To see how this news is affecting Cracovians, the Krakow Post hit the Market Square to gauge Poles’ reactions.
“I think it’s a big loss for the music industry, especially his fans,” said 23-year-old Kaska, a student. “My first reaction was shock. He did a lot for music.”
Her friend, Nina, 20, added: “It was strange to me, as he was only 50 years old. I’m not a big fan, but he did a lot for music so it’s a loss.”
Shopping in the Sukiennice, John, 38, a tourist from Newtown, Pennsylvania, stated: “It’s sad in that he lived a tragic life, and more than any other musician, most fans seemed to separate his art and performance from his personal life.”
Joanna, 20, a stall operator in the Sukiennice, added: “My sister was a big fan, so I’m sure she’s sad. I was not excessively moved, but as he was so young, it’s a loss.”
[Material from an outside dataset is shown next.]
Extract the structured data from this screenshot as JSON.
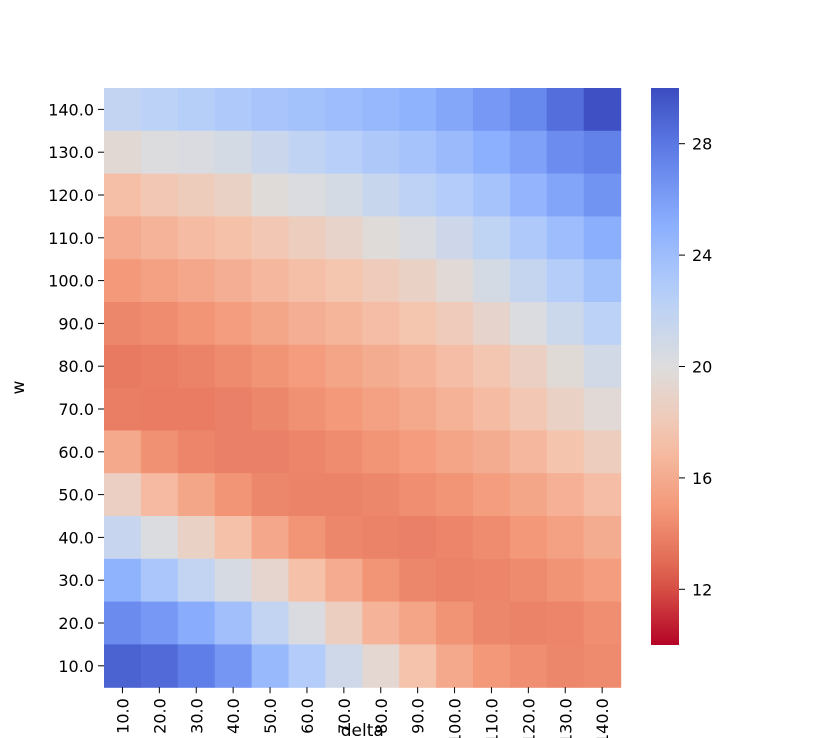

However, it was Andrzej, 66, who put things into perspective: “There are more important things to think about than the death of a pop star;” he cited Poland’s 1.4 million unemployed as one of them, as well as pointing to the makeshift shrine for victims of the recent violence in Iran that Cracovians had constructed on the square.
Michael Jackson has had an interesting history with Poland. In 1997, news spread that the pop star intended to build a theme park in Warsaw. In May 1997, he returned to Warsaw and signed a “preliminary letter of intent” stating his desire to develop the “Family Theme Park”, and rough estimates placed Jackson’s intended contribution at $100-300 million. However, an agreement was never reached with city authorities, and nothing came of it.
Jackson performed in Poland only once, on 20 September 1996, as part of the HIStory World Tour. The tour included a total of 82 shows, and was attended by a record-breaking 4.5 million fans. 120,000 people attended his concert in Warsaw’s Bernowo Airport, which was the second largest audience of the tour (his concert in Prague drew 127,000 fans).
His comeback tour, titled “This Is It”, was scheduled to begin in July of this year. Jackson was pronounced dead last night at 22:36 Polish time (GMT+1).